No. The conversion happens in your browser via the FileReader API — bytes never leave the page. There's also no analytics event that includes the file contents.
Why is the data URI bigger than the file?
Base64 encoding inflates binary data by about 33% (every 3 bytes become 4 characters). For a 100 KB image, expect ~133 KB of text.
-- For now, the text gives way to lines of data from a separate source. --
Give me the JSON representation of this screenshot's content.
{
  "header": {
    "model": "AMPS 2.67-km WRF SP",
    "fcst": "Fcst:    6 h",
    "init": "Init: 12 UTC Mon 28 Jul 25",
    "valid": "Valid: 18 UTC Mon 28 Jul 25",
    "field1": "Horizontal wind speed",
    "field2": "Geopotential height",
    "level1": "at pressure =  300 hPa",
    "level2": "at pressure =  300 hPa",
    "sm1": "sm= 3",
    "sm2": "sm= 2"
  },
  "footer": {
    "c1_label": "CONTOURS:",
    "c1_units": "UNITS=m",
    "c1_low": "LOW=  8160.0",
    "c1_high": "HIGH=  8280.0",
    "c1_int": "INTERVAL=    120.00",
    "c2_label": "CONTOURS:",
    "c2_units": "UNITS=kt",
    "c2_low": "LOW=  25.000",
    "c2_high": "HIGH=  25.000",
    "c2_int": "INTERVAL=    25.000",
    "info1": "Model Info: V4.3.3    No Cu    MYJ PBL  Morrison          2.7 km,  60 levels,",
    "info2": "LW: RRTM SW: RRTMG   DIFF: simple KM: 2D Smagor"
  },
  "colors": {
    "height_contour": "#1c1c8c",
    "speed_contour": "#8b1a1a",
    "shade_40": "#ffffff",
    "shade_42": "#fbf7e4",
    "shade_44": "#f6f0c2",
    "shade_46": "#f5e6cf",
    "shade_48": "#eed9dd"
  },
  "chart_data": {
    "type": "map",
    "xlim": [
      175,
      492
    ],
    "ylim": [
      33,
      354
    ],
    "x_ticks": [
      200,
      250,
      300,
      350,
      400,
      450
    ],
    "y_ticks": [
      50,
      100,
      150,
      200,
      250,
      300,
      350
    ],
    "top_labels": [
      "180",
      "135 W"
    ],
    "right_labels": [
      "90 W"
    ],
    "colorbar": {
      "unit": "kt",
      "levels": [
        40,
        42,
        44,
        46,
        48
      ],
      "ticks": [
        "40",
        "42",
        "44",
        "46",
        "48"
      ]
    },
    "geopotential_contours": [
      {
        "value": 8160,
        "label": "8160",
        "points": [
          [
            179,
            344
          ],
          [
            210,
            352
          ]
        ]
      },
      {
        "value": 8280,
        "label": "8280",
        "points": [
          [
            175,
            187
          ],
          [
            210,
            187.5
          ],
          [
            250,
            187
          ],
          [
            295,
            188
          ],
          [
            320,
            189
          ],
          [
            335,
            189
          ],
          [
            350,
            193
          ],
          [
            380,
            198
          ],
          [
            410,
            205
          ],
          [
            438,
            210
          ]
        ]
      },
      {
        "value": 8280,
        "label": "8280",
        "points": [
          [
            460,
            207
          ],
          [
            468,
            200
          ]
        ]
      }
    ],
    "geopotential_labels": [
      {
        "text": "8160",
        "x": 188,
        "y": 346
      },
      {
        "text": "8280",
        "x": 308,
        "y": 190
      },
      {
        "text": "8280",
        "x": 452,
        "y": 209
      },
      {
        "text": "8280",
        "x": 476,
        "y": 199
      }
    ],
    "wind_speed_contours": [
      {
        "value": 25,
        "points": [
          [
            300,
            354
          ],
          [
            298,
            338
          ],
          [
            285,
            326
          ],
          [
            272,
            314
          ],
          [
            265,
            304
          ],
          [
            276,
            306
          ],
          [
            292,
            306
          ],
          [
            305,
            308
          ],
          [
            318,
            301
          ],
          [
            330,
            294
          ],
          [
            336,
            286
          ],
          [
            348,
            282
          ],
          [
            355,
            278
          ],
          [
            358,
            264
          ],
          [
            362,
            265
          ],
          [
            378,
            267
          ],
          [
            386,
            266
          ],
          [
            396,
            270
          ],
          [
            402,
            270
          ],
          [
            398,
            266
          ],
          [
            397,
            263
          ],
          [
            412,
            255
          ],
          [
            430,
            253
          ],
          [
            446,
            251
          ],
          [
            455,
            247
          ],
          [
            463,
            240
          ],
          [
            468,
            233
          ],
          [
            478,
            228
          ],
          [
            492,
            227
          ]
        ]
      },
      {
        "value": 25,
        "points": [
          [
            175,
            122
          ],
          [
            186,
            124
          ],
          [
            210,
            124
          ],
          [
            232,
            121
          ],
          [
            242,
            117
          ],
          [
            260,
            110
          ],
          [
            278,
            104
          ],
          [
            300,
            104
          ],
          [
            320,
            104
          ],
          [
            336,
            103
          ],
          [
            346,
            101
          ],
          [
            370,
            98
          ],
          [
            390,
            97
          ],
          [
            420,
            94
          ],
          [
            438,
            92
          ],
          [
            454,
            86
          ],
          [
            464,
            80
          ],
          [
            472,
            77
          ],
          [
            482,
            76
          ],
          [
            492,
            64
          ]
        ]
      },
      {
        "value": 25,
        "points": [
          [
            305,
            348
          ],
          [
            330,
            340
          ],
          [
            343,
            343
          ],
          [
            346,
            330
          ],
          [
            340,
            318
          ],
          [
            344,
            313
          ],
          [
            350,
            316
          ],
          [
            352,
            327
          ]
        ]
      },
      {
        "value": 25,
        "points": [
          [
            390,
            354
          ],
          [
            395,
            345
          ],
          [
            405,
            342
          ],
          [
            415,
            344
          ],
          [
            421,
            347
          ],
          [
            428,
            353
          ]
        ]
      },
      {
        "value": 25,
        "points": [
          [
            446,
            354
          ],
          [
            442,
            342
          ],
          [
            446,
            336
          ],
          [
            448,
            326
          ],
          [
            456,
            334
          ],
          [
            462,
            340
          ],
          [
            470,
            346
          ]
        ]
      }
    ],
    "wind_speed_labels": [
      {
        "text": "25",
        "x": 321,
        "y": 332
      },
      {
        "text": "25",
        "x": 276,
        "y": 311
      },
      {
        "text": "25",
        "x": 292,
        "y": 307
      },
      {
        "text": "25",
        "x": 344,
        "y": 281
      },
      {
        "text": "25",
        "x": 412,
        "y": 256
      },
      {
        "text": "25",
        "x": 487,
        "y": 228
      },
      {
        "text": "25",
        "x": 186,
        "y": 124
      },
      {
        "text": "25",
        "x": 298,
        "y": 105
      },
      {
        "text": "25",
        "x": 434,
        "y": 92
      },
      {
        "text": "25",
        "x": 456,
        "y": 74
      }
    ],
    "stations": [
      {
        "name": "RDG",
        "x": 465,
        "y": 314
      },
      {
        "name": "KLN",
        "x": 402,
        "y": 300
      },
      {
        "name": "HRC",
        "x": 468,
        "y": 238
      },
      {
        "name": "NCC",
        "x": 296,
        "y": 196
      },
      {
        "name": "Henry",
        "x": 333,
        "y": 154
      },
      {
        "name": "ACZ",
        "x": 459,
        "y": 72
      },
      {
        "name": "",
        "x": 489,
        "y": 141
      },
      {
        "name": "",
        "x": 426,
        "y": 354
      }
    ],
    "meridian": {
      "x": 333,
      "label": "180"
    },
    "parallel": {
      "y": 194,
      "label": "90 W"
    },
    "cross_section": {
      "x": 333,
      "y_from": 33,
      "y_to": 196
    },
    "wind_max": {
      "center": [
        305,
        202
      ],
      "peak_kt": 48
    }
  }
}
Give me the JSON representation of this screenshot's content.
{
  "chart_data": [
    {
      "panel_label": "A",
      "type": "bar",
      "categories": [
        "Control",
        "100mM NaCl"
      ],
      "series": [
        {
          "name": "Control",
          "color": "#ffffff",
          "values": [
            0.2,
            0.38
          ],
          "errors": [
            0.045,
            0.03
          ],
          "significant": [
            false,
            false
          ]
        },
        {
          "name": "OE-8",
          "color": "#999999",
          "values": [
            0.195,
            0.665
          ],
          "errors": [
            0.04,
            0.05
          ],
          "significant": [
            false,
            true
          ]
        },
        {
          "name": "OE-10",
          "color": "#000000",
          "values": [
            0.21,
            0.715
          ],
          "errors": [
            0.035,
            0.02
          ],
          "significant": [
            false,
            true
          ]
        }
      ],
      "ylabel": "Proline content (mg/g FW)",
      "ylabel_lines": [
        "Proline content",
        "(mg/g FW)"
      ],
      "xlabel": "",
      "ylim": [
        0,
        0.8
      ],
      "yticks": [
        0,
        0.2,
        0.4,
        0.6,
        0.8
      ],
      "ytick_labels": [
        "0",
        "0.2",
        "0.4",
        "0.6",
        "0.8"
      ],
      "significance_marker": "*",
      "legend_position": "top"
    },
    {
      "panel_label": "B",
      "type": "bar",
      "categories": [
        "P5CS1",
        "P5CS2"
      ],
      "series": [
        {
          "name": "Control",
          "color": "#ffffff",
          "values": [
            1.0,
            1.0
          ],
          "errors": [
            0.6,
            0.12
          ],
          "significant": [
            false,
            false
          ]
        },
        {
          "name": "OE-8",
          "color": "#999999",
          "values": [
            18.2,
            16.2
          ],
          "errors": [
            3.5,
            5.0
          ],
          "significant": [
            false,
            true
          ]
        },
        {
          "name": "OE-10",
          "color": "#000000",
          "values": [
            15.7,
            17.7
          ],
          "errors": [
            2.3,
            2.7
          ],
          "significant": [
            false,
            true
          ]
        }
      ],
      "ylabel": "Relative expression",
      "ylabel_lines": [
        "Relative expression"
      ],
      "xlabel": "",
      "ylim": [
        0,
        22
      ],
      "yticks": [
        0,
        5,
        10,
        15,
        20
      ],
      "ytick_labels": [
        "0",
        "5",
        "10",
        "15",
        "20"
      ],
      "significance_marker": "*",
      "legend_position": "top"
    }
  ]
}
That's the cost of embedding binary data in a text container.
When should I inline an image instead of linking it?
When the image is small (< 10 KB), used once, and a separate HTTP request would slow critical rendering. Examples: hero-section SVG, inline email logos, JWT-embedded avatars. Beyond ~10 KB, a separate file is usually faster overall because it can be cached separately.
What's the MIME type for SVG?
`image/svg+xml`. The encoder reads it from the file's `type` attribute, which the browser sets correctly for standard image formats.
Can I encode non-image files?
This widget is image-only by design (and validates the data URI prefix on decode). For arbitrary binary → Base64 see /code/base64/, which handles UTF-8 text directly.

About

What's a data URI?

A URI scheme defined in RFC 2397 that embeds the resource inline. `data:image/png;base64,iVBORw0KGgo...` declares the MIME type, says the payload is Base64-encoded, and includes the bytes after the comma. Browsers and most parsers accept it anywhere an http(s) URL would be expected in image contexts.

Encoding speed

FileReader's `readAsDataURL` is asynchronous and uses the browser's native Base64 implementation. Expect under 100 ms even for several-MB files; the bottleneck is reading the file off disk, not the encoding itself.